Methods: This narrative review is based on the material searched on PubMed up to October 2020. The search terms we used were as follows: "atherosclerosis, inflammation, acute myocardial infarction and ischemic stroke" in combination with "biomarker, inflammatory cells and molecules, treatment."
Results: The expected goal of addressing inflammation for the treatment of atherosclerosis and its acute ischaemic complications is reducing mortality and morbidity related to atherosclerotic cardiovascular disease, which are currently the first cause of death and disability worldwide. In this narrative review, we summarize the evidence about the main cellular and molecular mechanisms of inflammation in atherogenesis, atherothrombosis and acute ischaemic complications, with particular focus on the potential molecular targets for novel pharmacological treatments.
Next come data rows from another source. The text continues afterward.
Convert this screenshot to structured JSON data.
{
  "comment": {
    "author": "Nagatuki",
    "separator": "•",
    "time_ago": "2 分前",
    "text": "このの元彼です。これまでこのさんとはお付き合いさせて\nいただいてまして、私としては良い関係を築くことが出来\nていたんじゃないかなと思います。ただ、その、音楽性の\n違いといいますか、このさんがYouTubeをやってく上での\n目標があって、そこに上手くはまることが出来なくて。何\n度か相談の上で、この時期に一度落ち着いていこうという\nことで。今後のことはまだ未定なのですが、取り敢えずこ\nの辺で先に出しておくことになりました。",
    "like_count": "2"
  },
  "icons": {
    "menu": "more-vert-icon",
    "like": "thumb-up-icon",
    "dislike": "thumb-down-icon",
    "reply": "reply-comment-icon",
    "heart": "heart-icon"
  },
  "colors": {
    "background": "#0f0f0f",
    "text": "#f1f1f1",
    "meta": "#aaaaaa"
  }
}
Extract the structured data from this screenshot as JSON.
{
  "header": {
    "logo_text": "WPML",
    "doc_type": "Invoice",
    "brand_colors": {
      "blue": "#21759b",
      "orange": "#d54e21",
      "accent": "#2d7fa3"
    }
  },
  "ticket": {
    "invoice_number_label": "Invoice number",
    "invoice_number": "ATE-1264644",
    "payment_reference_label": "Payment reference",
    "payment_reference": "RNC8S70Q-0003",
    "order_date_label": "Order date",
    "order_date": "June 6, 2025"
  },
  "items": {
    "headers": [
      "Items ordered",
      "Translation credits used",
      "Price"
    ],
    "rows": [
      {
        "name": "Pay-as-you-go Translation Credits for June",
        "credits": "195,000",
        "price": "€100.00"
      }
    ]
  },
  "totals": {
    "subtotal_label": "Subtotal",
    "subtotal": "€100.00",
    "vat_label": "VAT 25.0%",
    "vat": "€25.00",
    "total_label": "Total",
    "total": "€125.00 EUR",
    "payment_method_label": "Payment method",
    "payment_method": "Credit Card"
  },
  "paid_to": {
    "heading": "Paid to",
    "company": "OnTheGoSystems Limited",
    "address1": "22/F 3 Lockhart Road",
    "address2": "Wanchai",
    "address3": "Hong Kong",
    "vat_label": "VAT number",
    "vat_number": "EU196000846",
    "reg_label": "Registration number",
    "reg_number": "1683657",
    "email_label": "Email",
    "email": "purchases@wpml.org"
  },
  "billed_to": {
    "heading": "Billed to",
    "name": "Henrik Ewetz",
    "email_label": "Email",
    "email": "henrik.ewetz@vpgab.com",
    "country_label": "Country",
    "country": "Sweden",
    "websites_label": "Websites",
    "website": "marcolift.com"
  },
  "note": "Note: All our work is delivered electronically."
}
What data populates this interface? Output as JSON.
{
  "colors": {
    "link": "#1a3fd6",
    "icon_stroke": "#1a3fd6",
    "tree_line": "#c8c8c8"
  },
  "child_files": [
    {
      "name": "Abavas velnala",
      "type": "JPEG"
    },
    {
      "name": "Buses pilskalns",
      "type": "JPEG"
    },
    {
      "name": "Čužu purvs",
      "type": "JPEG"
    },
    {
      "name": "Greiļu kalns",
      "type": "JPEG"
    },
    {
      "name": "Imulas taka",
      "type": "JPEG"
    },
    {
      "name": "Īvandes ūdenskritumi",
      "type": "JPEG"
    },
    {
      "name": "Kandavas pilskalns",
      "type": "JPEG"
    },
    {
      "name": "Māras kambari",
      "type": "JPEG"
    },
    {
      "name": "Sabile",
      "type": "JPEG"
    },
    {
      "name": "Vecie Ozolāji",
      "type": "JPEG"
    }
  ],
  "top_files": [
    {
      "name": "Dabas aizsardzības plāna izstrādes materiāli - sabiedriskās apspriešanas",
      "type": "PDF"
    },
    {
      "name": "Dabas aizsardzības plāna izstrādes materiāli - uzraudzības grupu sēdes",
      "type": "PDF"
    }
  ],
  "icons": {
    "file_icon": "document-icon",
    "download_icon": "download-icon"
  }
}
Conclusion: Although a large amount of evidence from animal models of atherothrombotic disease, and promising results of clinical trials, anti-inflammatory treatments against atherosclerosis are not yet recommended. A deepest understanding of pathophysiological mechanisms underlying the mechanisms driving resolution of the acute inflammation will probably allow to identify the optimal molecular target.
Keywords: acute ischaemia; atherosclerosis; clinical trials; immune system cells; inflammation; inflammatory molecular signalling.
© 2021 Stichting European Society for Clinical Investigation Journal Foundation. Published by John Wiley & Sons Ltd.